Suzi Quatro, real name Suzi Quatrocchio, was born on 3 June 1950. She learned to play the piano and percussion in her childhood and youth. Her father gave her her first Fender Precision bass guitar (which she still owned in 2007) when she was 14. She founded her first group – Suzi Soul & The Pleasure Seekers – with her sisters in the very same year. One of this girl group’s tours was a tour of American military bases. Suzi later described unsentimentally how they had to wear miniskirts and wigs, and most of their performances were held in cabarets where it was more important how they looked, than how well they could play or sing.
In 1970, Suzi was invited to England by producer Mickie Most who won her over with a promise to support her in her own career and “make a new Suzi Quatro”. She had already received an offer from the director of the American Electra Records to become the “new Janis Joplin”, thereby filling the gap left by the diseased legend, but the singer refused. She gave precedence to her own career in Great Britain which brought her great success and a number of hits in the seventies: Can The Can (1973, Number 1 in the English hit parade), 48 Crash (1973), Devil Gate Drive (1974, Number 1 in England), If You Can’t Give Me Love (1978) and the duet Stumblin’ In with Chris Norman of Smokie (1979).
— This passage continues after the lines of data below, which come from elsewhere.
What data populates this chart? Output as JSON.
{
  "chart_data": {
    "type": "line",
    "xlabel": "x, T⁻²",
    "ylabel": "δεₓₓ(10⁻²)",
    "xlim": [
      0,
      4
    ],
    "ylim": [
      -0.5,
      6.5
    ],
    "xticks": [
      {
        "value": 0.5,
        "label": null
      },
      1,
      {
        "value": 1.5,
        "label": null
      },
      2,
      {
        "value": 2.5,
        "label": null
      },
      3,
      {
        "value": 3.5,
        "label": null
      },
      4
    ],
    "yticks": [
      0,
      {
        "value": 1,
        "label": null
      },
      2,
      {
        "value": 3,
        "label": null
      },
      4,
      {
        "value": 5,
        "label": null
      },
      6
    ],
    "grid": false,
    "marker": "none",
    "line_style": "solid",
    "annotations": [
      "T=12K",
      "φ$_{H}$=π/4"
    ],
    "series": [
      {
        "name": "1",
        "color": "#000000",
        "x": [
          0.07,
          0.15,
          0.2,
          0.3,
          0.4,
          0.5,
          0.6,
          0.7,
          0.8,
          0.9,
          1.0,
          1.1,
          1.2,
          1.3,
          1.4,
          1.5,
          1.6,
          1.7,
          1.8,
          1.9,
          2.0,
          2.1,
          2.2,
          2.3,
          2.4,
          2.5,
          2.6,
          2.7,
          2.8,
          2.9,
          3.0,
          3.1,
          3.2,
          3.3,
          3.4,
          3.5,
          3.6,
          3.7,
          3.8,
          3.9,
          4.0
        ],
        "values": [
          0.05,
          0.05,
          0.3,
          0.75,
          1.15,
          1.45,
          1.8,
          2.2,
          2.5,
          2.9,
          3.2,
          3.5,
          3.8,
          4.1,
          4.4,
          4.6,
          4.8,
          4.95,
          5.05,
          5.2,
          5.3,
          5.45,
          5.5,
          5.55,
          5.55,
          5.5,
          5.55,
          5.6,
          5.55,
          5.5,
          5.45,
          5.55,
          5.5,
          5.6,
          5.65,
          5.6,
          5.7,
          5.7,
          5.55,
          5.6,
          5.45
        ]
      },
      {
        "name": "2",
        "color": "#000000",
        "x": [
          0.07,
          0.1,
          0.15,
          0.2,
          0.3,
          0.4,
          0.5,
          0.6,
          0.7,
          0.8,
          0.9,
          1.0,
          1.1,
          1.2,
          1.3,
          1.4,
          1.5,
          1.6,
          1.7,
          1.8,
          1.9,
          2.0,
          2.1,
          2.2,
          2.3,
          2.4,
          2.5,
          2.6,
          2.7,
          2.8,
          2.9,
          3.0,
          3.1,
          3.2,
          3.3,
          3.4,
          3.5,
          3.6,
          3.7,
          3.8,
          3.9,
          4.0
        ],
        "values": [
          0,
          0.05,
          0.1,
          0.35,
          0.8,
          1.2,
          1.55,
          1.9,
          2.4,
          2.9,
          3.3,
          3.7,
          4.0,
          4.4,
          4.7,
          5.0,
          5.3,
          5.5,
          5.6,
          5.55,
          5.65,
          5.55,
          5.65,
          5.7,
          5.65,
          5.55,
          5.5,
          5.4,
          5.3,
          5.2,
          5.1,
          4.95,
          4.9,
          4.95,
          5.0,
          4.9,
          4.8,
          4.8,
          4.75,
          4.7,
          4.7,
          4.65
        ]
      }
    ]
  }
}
Suzi Quatro was the first woman in rock until that time to take over the exclusively male dominant role in a band as singer and musician. She was, in essence, the first rock frontwoman. Chrissie Hynde of The Pretenders and Tina Weymouth, bass guitarist of the legendary Talking Heads, have stated her as their role model.
Suzi Quatro has appeared in a number of films and appeared in one episode of the detective series Dempsey and Makepeace and Midsomer Murders. She has also acted in the theatre and currently hosts her own roll and rock show each week on the British radio station BBC Radio 2.